The Scan History tab shows all past scan runs. Click any scan to see:

  • Assets discovered during that scan
  • Diff view — What was added or removed compared to the previous scan
  • Findings associated with that scan

Asset diffs are critical for detecting supply chain attacks: an unexpected new script appearing on your checkout page is a strong indicator of compromise.

Troubleshooting

Scan Not Completing

If a scan appears stuck:

  1. Verify the target URL is accessible from the public internet
  2. Check that authentication credentials are still valid (for authenticated scans)
  3. Ensure the page doesn't block automated browsers (check for CAPTCHAs or bot protection)

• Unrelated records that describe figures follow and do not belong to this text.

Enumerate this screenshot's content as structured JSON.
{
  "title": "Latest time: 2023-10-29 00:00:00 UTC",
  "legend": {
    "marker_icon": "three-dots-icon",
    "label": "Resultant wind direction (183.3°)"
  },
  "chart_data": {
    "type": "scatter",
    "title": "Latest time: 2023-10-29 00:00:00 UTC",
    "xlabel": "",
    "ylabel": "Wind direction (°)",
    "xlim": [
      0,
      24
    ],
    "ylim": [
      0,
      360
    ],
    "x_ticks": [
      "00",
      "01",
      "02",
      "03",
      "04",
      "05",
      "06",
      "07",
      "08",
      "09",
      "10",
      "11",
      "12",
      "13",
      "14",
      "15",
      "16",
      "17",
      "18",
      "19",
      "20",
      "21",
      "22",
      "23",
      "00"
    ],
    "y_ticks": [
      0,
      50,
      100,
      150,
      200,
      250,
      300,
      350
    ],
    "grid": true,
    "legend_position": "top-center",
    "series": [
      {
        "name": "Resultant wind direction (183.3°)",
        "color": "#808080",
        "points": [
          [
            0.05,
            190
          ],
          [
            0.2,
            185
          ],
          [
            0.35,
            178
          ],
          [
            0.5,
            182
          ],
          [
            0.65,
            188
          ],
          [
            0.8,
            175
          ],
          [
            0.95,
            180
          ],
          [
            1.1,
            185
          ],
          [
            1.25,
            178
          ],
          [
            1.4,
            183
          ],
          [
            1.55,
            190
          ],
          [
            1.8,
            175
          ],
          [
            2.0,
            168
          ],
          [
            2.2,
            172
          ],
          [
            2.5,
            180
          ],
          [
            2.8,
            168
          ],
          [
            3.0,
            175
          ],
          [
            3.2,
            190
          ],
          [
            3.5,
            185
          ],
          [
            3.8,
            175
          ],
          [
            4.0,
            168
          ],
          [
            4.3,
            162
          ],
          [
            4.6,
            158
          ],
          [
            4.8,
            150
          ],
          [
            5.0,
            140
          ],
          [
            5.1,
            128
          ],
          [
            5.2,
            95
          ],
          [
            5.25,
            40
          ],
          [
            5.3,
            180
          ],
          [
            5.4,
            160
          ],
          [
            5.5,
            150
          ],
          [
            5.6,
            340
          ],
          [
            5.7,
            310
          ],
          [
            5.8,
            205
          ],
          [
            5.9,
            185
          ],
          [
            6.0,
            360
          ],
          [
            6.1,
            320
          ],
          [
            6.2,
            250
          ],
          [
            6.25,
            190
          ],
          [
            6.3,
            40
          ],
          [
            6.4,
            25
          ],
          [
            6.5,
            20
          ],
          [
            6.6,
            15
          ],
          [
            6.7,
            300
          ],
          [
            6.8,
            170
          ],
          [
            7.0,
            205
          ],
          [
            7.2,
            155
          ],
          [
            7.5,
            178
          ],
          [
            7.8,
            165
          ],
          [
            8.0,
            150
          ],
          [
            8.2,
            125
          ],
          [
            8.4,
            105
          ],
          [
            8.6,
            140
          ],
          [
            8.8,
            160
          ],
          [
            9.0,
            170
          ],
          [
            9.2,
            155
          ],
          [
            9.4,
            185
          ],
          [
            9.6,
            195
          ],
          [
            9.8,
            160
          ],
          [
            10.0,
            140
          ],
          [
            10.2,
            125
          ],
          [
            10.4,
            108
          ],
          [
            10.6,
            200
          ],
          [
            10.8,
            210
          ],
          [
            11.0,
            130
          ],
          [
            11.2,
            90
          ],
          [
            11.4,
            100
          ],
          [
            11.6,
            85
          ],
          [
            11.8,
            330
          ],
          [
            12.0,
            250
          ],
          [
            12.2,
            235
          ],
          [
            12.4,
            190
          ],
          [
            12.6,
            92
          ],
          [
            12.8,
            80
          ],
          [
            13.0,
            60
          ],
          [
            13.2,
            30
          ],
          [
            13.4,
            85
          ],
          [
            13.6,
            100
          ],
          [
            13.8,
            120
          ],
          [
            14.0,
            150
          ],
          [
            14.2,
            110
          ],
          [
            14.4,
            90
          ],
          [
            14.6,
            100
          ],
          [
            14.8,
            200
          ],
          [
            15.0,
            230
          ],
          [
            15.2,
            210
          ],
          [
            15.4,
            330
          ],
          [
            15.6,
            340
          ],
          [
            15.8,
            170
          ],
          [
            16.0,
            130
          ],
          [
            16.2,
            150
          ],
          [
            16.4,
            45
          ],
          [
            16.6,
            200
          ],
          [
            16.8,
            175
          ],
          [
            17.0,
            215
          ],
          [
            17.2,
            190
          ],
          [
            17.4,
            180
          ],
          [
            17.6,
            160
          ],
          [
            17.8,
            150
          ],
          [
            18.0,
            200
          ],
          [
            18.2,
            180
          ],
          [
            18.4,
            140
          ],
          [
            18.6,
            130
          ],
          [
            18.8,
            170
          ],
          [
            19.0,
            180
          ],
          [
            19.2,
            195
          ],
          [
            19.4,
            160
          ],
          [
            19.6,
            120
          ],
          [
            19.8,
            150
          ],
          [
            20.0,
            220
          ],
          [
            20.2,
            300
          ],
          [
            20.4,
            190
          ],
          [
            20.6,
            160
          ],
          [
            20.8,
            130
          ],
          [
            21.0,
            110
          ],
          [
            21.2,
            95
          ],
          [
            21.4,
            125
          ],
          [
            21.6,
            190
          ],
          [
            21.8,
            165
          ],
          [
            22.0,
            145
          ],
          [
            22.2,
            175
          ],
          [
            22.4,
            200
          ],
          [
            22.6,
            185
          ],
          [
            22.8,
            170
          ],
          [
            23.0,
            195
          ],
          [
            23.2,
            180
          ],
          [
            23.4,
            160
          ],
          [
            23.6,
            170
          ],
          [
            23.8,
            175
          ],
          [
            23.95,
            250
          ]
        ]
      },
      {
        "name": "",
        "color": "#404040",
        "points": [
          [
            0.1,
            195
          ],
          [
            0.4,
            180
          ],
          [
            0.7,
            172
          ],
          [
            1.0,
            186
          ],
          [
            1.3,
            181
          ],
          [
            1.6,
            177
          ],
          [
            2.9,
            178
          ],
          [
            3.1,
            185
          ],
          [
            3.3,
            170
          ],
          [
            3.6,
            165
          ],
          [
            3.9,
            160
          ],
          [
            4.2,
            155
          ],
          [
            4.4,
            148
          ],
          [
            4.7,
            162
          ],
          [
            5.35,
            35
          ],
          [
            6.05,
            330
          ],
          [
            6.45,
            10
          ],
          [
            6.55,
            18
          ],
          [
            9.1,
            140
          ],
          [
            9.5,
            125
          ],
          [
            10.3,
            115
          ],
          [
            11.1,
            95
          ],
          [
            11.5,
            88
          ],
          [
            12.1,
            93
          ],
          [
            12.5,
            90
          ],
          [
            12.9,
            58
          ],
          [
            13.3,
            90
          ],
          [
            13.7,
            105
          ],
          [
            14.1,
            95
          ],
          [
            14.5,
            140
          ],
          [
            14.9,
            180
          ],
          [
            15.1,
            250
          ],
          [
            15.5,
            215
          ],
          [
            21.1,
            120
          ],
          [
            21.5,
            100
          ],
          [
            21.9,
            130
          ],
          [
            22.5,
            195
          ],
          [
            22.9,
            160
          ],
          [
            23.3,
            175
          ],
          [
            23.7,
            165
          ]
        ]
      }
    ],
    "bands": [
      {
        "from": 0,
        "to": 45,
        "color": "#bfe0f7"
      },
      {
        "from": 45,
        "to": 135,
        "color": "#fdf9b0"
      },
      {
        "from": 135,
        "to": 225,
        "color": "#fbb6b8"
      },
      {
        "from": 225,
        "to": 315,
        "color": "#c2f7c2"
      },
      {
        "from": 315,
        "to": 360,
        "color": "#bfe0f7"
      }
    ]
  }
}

Too Many Third-Party Findings

If legitimate third-party scripts generate findings, add their domains to your Trusted Domains list with an appropriate expiration date.

Missing Assets in Inventory

Some assets load dynamically after user interaction (e.g., chat widgets on scroll). WSCS crawls the page as-rendered — assets that require specific user actions may not appear. Consider adding separate targets for different page states.